The automated workflow script was not always followed, in part due to technologists being used to the traditional workflow of tweaking each prescribed reconstruction box, even by a few millimeters or a few degrees. Our radiologists were also accustomed to asking for additional reformats during preliminary review of the trauma, prompting technologists to pause the automated reconstructions to comply. A training period was thus required, during which both technologists and radiologists were trained not to interfere with the automated workflow. Nonetheless, there were a number of exams that needed to be excluded because of deviations from the automated workflow. For unclear reasons, other exclusions were more common in the post-intervention cohort, despite inclusion of a consecutive cohort. Specifically, exclusions are for incomplete examinations, additional scan parts, scans immediately preceding or following another high image count exam, and non-contrast exams. While the underlying causes of these exclusions are unclear, it is not expected to impact the measured workflow.

Our study has some limitations: it investigated a single institution trauma panscan protocol, so results are dependent on the particular contents of our protocol, and by the technology and processing power available on our specific ED CT scanner. The current version of the scanner software does not allow for creation of image reconstructions or reformations coned down to less than the full acquired field of view; when this becomes available, it would eliminate the need for any manual reconstruction tasks. An additional limitation was that the contributing technologists varied between the workflow groups. There were more unique technologists scanning on average fewer patients in the automated cohort. While confounding could theoretically remain if the either cohort’s technologist group as a whole were inherently faster or slower, there were too few exams performed by each technologist to perform a within-technologist analysis.

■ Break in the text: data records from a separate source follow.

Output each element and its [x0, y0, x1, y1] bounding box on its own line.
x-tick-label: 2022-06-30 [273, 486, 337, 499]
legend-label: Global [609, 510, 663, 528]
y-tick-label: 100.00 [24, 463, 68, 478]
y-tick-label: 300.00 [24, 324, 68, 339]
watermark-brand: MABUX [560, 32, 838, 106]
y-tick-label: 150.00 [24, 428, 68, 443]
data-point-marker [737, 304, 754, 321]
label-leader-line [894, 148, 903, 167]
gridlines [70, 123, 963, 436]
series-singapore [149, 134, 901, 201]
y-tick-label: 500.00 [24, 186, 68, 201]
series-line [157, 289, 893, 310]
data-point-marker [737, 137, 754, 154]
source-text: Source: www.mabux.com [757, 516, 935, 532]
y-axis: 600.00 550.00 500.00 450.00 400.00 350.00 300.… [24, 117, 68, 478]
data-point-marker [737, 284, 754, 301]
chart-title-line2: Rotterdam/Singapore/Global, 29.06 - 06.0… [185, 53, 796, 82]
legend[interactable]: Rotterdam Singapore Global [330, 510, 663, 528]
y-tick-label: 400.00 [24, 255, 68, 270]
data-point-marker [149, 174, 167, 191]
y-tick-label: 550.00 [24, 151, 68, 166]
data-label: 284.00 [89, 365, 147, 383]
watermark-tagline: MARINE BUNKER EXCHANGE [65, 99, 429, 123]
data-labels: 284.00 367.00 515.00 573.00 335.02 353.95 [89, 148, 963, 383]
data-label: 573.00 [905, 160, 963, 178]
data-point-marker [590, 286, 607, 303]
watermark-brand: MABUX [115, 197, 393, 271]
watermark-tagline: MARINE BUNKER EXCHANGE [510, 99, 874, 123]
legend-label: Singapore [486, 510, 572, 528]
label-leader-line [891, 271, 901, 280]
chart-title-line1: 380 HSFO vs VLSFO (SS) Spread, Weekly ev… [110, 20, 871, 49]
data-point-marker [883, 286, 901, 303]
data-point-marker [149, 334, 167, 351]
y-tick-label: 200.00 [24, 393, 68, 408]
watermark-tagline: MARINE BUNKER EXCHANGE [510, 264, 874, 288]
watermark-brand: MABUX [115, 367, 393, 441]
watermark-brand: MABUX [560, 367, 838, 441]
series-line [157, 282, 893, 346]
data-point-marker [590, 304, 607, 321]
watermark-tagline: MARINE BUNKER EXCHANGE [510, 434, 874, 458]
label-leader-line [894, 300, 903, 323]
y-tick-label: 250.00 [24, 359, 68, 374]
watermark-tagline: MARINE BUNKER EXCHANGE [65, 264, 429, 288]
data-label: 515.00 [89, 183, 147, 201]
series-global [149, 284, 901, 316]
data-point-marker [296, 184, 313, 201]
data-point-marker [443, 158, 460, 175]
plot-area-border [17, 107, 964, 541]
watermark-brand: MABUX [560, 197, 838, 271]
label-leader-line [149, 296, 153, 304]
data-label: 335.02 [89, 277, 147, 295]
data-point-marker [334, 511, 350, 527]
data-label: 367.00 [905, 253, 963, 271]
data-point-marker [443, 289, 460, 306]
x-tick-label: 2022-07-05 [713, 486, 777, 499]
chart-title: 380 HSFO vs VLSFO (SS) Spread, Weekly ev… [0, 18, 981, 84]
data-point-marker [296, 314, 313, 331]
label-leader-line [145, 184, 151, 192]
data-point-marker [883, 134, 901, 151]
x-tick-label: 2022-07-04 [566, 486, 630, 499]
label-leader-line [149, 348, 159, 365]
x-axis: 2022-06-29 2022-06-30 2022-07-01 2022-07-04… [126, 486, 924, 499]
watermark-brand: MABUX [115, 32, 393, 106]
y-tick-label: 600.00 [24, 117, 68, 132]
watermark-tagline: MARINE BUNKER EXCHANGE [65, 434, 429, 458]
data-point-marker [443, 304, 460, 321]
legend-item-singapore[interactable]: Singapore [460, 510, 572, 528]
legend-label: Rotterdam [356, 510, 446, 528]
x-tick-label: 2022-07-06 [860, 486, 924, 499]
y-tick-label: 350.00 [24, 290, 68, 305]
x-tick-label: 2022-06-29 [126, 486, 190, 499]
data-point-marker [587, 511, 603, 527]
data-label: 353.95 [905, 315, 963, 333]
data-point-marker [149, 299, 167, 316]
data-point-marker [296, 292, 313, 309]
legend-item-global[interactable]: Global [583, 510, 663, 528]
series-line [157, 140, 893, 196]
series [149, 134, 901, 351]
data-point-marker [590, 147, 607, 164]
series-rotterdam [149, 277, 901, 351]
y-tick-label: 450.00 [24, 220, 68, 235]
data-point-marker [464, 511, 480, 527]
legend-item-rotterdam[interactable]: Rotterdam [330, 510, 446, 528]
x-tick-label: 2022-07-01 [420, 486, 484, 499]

In conclusion, this study demonstrated that an automated CT reconstruction workflow for trauma panscans significantly reduces examination durations and variability, enabling rapid and reproducible delivery of images to radiologists and the trauma team. As time is of the essence in the evaluation of trauma patients, this intervention may have a meaningful clinical impact by facilitating a consistently rapid imaging assessment and potentially reducing delays in critical management decisions.